V.99       D’autre part, l'UICN a reçu des rapports signalant l'avancée importante d'une espèce envahissante étrangère, le « pavot du Mexique » (Argemone mexicana, famille des Papavéracées) dans les champs de blé autour de Karatu, à l'intérieur de la Zone de conservation de Ngorongoro (NCA). Cette espèce envahissante est une menace potentielle pour l'écosystème du Serengeti, contigu à la Zone de conservation de Ngorongoro et à la végétation à l'intérieur du fond du cratère. Au pire, elle pourrait s'étendre à travers les plaines couvertes de prairies, concurrencer les espèces locales et donc supprimer une partie importante de la nourriture des ongulés. Cette espèce est très toxique pour les humains et les animaux. Il est important d'éviter l'avancée de cette espèce étrangère en contrôlant soigneusement toutes les zones – surtout le bord des routes – et en brûlant les plantes avant qu'elles portent de graines. On a également signalé d'autres espèces envahissantes – Gutenbergia (Erlangea) cordifolia et Bidens spp. – qui ont infesté jusqu'à un quart du fond du cratère.

V.100     L'Etat partie a fait remarquer qu'il était conscient de la situation concernant ces espèces envahissantes et qu'il a pris quelques initiatives pour éradiquer cette végétation nuisible. Il a également indiqué qu'il était prêt à accepter de l'aide pour identifier les espèces envahissantes et mettre en place un programme d'éradication. L'UICN a participé à des débats sur l'éradication de ces espèces avec divers partenaires, dont le Groupe de spécialistes de l'UICN sur les espèces envahissantes. Elle est prête à fournir une assistance technique en cas de besoin. L'Union reste également préoccupée de l'impact écologique du canal et des travaux routiers.

V.101     L’Observateur de la Tanzanie s’est déclaré satisfait des détails du rapport et a constaté qu’une analyse approfondie des problèmes s’imposait. Il a déclaré que l’Etat partie aurait besoin d’une assistance technique pour effectuer cette collecte de données et une analyse rapide à présenter d’ici septembre 2001.

V.102     Le Bureau a demandé à l'Etat partie d'entreprendre une étude sur l'impact des véhicules dans la Zone de conservation de Ngorongoro afin d'étudier les moyens de gérer la circulation automobile dans cette zone. De plus, le Bureau a approuvé les recommandations faites par l'UICN et a demandé à l'Etat partie un rapport détaillé sur l'état de conservation, traitant de l'étendue et de l'impact des espèces envahissantes, ainsi que des méthodes permettant leur contrôle et leur éradication, avant le 15 septembre 2001, pour en faire état à la vingt-cinquième session extraordinaire du Bureau. La demande d’assistance technique a été portée à l’attention du Centre. 

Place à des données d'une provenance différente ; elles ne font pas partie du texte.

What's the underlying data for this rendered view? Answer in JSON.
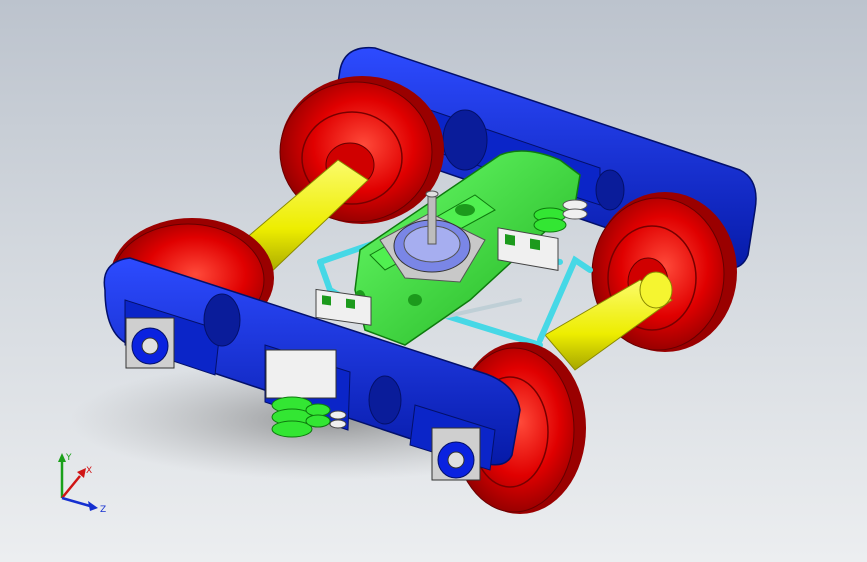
{
  "triad": {
    "y_label": "Y",
    "x_label": "X",
    "z_label": "Z",
    "y_color": "#1aa01a",
    "x_color": "#d01515",
    "z_color": "#1530d0"
  },
  "model": {
    "frame_color": "#0a22e0",
    "wheel_color": "#e00000",
    "axle_color": "#f0f000",
    "bolster_color": "#33e633",
    "brake_rod_color": "#46d8e6",
    "plate_color": "#7a86e6"
  }
}
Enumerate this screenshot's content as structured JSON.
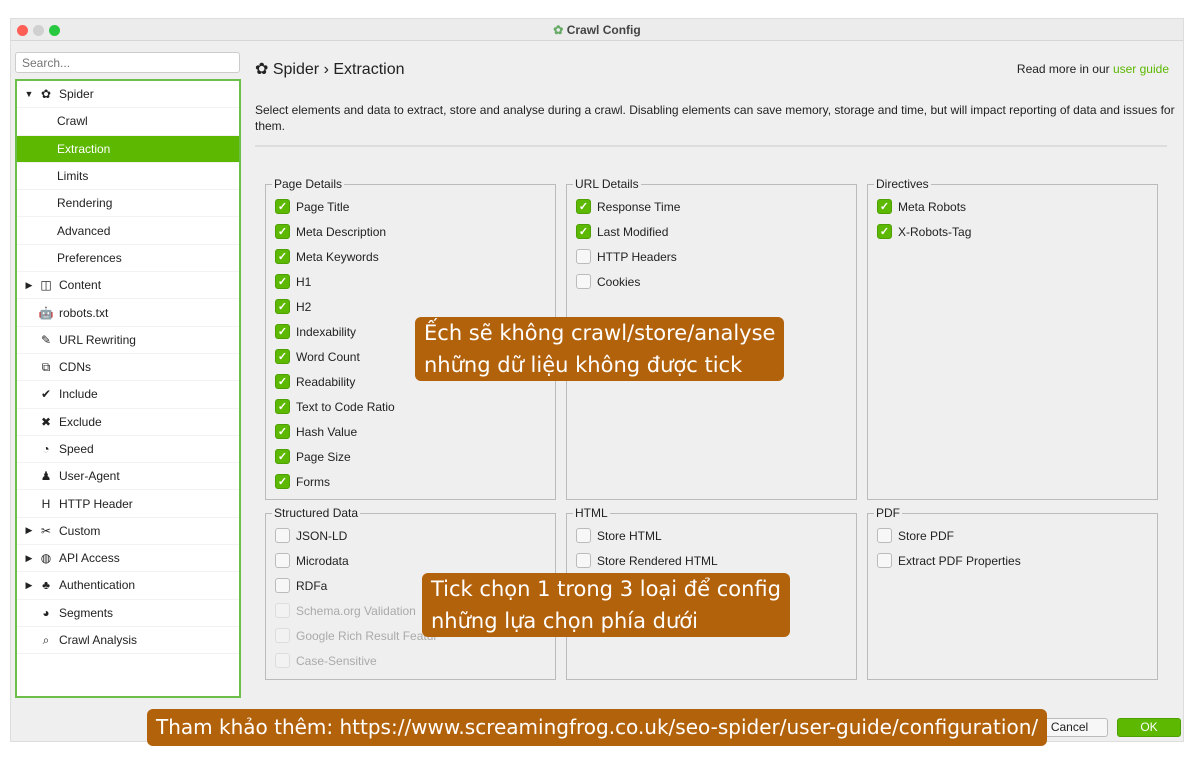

Décision adoptée: 25 COM VIII.97

VIII.97 Le Comité a demandé à l'Etat partie de fournir un rapport sur la situation concernant les empiètements dans la partie nord du site du patrimoine mondial et sur les conséquences de l'agriculture commerciale introduite par des cultivateurs immigrés sur l'intégrité et les valeurs de ce site du patrimoine mondial, avant le 1er février 2002, pour étude par la vingt-sixième session du Comité.